As the economy grows stronger in the North, so does its need for educated and skilled workers. In a growing economy, a good education can be more valuable than gold.
In the past, sadly, proper systems were not in place within the school systems to help Cree kids learn at the right level. That problem has contributed to high drop-out rates, and that fact has an undeniable impact on economic development.
“We discovered that some students were just being passed from grade to grade without the proper standard that they should be at,” explains Dorothy Nicholls, the Vice-Principal at Mistissini’s Voyager Elementary School. “We also discovered that [practice] in the younger grades; it goes back to kindergarten and Pre-K.”
Another problem, notes Nicholls, is that, “most people feel that those grades [Pre-K and kindergarten] are not important. But they are extremely important – that is the learning centre right there, up to the age of seven years old. You can learn more language and learn how to speak fluently in a language if you learn before seven.”
Language skills need to be grounded in children at a very early age, she adds. “If you don’t ground students before then, you have a problem and it will travel right through the school system. You can have the best teachers in Grades 4 or 5 and 6 but if they don’t ground it and root it in the classes before hand, they are not making it – those are dropouts.”

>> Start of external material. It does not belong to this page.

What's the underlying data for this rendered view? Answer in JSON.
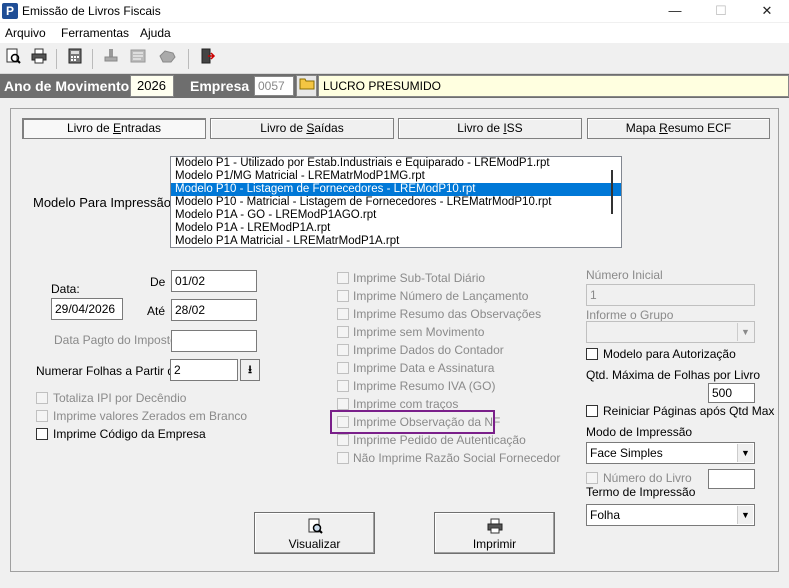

As mentioned, the problem was not simply with parents not sending their children to school early enough but there was also a problem with the approach taken with children at an early level. It began with the methods teachers were using to teach Cree language skills.
“If you think of the transmission of a language, there are certain ways that you will learn a language. We can teach a child here in Pre-K Spanish but if the teacher doesn’t know how to teach a language, you’re in trouble. If they are just playing and they are just doing whatever, there is a way to teach them and once they are taught they can transmit that.”
The standard for language skills simply was not high enough, Nicholls observes. Now, “they must pass with a minimum of 80 per cent in that language and that’s mostly oral. Then there is the transmission. It can be transmitted (Cree to English or French) into the second language. If it’s lower than that – let’s say 55 per cent, for example – and you move them on to kindergarten they will carry it through and once they hit Grade 3 there is nothing to transmit. It’s zero.”
To ameliorate the situation, a new program has been implemented within the school system. With two pilot projects in place, one in English and another in French, the situation seems to be getting better.
“Our pilot projects are growing a better crop of students,” Nicholls asserts. “The first pilot project is now going into Grade 2. The children in there are fluent in Cree and in French and they speak English.”